It sounds like something out of a science fiction novel or big budget movie: an elevator system that could bring goods and people into space. Instead of using rockets, a space elevator could move items up and down a strong cable line, with one end anchored to Earth and the other attached by a counterweight in space.
The only hiccup in this plan is the material needed to create the cable that would link space and earth. Sean Sun, professor in the department of mechanical engineering at Johns Hopkins Whiting School of Engineering, says, “It’s mathematically possible to use steel.

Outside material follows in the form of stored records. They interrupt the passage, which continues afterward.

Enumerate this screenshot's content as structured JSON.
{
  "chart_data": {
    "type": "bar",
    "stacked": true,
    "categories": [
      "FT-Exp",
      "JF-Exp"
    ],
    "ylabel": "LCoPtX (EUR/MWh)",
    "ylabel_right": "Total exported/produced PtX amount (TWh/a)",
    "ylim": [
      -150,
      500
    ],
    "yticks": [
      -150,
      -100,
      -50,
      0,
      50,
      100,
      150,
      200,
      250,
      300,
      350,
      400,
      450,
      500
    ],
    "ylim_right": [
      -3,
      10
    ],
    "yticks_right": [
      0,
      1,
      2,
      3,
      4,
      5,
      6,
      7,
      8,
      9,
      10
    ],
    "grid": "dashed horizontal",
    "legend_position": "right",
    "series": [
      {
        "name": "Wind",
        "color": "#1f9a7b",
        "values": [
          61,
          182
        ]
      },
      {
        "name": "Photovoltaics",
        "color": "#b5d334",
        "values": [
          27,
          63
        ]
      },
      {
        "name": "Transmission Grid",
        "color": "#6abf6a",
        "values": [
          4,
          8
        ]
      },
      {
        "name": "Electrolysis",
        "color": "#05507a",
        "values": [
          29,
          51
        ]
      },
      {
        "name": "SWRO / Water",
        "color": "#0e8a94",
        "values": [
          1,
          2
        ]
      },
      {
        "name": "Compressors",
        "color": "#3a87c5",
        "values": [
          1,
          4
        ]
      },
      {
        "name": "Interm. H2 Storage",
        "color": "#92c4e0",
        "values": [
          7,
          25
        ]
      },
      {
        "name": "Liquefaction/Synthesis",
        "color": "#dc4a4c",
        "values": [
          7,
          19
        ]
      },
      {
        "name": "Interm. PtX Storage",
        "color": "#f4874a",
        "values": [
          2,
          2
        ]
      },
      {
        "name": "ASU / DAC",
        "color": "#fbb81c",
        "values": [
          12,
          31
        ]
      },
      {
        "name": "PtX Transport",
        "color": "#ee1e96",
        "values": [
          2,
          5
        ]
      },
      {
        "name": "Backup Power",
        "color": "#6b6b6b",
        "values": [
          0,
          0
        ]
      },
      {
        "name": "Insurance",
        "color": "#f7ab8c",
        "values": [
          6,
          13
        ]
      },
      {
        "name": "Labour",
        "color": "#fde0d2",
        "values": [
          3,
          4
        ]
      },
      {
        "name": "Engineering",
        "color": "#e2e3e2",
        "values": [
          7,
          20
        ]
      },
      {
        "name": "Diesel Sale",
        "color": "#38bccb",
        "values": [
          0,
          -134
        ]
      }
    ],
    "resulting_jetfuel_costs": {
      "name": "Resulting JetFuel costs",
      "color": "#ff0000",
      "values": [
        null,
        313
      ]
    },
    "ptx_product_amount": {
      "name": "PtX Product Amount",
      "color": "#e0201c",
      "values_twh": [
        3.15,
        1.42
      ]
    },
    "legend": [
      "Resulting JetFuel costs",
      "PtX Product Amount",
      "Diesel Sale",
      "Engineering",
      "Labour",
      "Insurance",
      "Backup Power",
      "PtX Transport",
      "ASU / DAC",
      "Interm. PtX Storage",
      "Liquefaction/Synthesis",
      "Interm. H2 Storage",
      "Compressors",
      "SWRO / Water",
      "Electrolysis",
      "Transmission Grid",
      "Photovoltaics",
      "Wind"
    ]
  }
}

But the design parameters would require so much steel that there’s not enough material in the entire universe.”
Currently, there is no material in existence that could withstand the tension caused by the pull of the counterweight, in addition to the force of the earth rotating, and the gravitational weight of the cable itself. To tackle this problem, Sun and graduate student Dan Popescu, have attempted to try bioengineering for a solution.
Many engineering structures function a fraction of the strength of the material or how far they can be manipulated without breaking. Biological structures usually operate near their maximum capacity, breaking and rebuilding consistently.
Due to this, Sun and Popescu believe that space elevators may not require such a strong cable if the cable is allowed to renew itself. This could be accomplished by creating a cable under continuous repair and service by autonomous robots. Instead of waiting for a break to occur, the autonomous robots will monitor the cable, so it remains viable.
There are ways to test this theory on Earth by using it to create other large structures like suspension bridges with weak but dynamic materials. Sun says, “If these pan out and prove to be economically feasible, a space elevator would be a natural next step.”